Chinese does definitely deserve its reputation for being one of the most difficult languages in the world. For Japanese or Korean people it might be reasonable to learn it, but for us Westerners it’s probably one of the hardest things you can choose to learn. When I say hard I mean hard in comparison with other languages such as French, Russian, German, etc. Whatever the reason you started learning chinese, sooner or later you will get to a point asking yourself “Why in the world am I doing this? Am I totally out of my mind?” My answer: ”Yes you are! But there’s nothing wrong with that.”

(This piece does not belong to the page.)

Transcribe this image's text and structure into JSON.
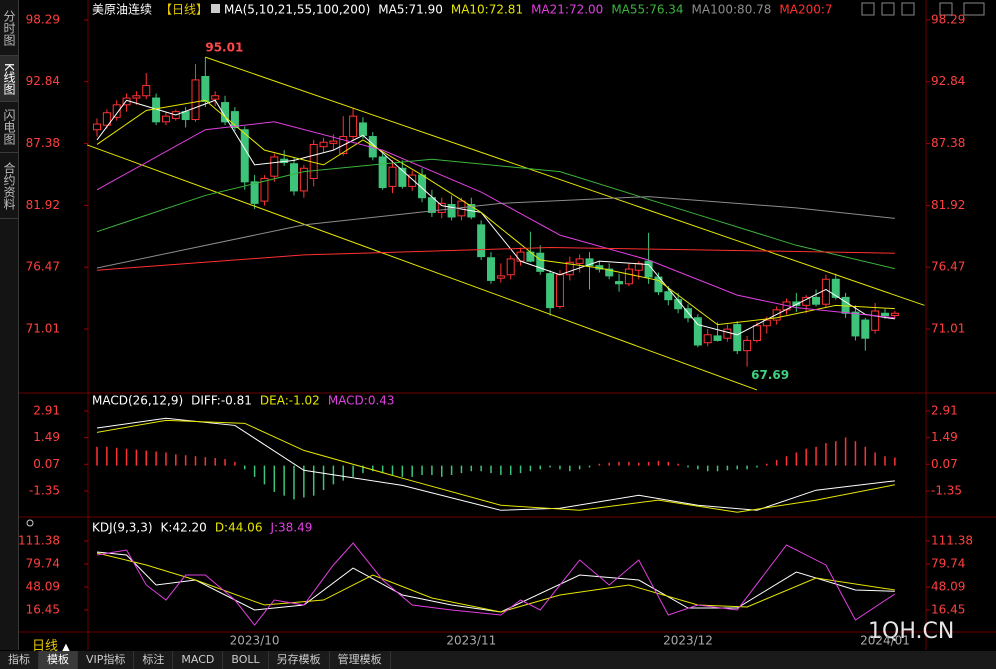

The study of Chinese characters is a lifelong project, and requires a lot of continuity, discipline and compassion. Chinese has more than 25,000 separate characters but a lot of people say that you will only need about 2,500 to be able to read a newspaper. Bullshit.
After two years of about 3 Chinese classes every week and having learnt about 3,000 characters I was still not able to read a newspaper. Most of the time I wasn’t even able to fully understand the captions. I had to look up every fifth character, and even after that I had trouble pulling the meaning out of an article. Even now that my Chinese has improved a lot, I am not able to comfortably read a newspaper while having breakfast. It takes me ages to read an article and after having looked up dozens of words in the dictionary I have to read it again to get the meaning.
Mastering a language is not only a matter of knowing a lot of words; you have to get a feeling for how words combine with other words in different contexts. The structure of the Chinese language is so different from the structure of a roman language, so that you have to get used to thinking about things in a completely different way when you are speaking.
In comparison to the German grammar structure, for example, Chinese language consists of little grammatical standards to keep in mind, therefore Chinese teachers tend to say that Chinese grammar is very easy, which I absolutely disagree with. Chinese verbs do not contain suffixes or prefixes displaying the tense, person, gender or number of subject and you can use nouns without thinking about how to display the quantity. This does not indicate that Chinese has no grammar; it’s just different from what we are used to and that in my opinion is exactly what makes it so hard for us to get to a level where using the correct grammar just feels natural. Chinese grammar is mostly about how words are structured in a sentence, and using little “Helper-words” to express the tense or the quantity, and it’s all about combining the right words.
Chinese is a tonal language and if you have ever tried to learn a tonal language you probably know that tones are something that can drive you crazy and make you feel totally desperate. It’s simply unbelievable for most of us that one syllable can have 5 totally different meanings just because of using different tones. I have made the experience that especially at the beginning when you say a sentence with the intonation that feels natural to you, the tones come out all wrong. Most of the time people will still be able to understand you even if you are not always using the right tones, but sometimes it can also lead to misunderstandings or people will simply ignore you because they don’t even realize that what is coming out of your mouth is Chinese. Besides it can be really frustrating if you have to repeat a word again and again trying to say it in all 4 different tones until people finally understand you.
Of course it’s not impossible to become fluent in Chinese, there are a lot of people who have achieved that, but you have to be aware of the difficulties you will have to face on your way there. There will be moments when you simply hate Chinese and everything having to do with it, but then you have to make yourself remember why you are doing this and how far you have already come. If you are really interested in Chinese and have a passion for learning languages, then go for it, and earn yourself the admiring look of an old lady at the market, when she hears you asking for the ripest bananas in perfect Chinese.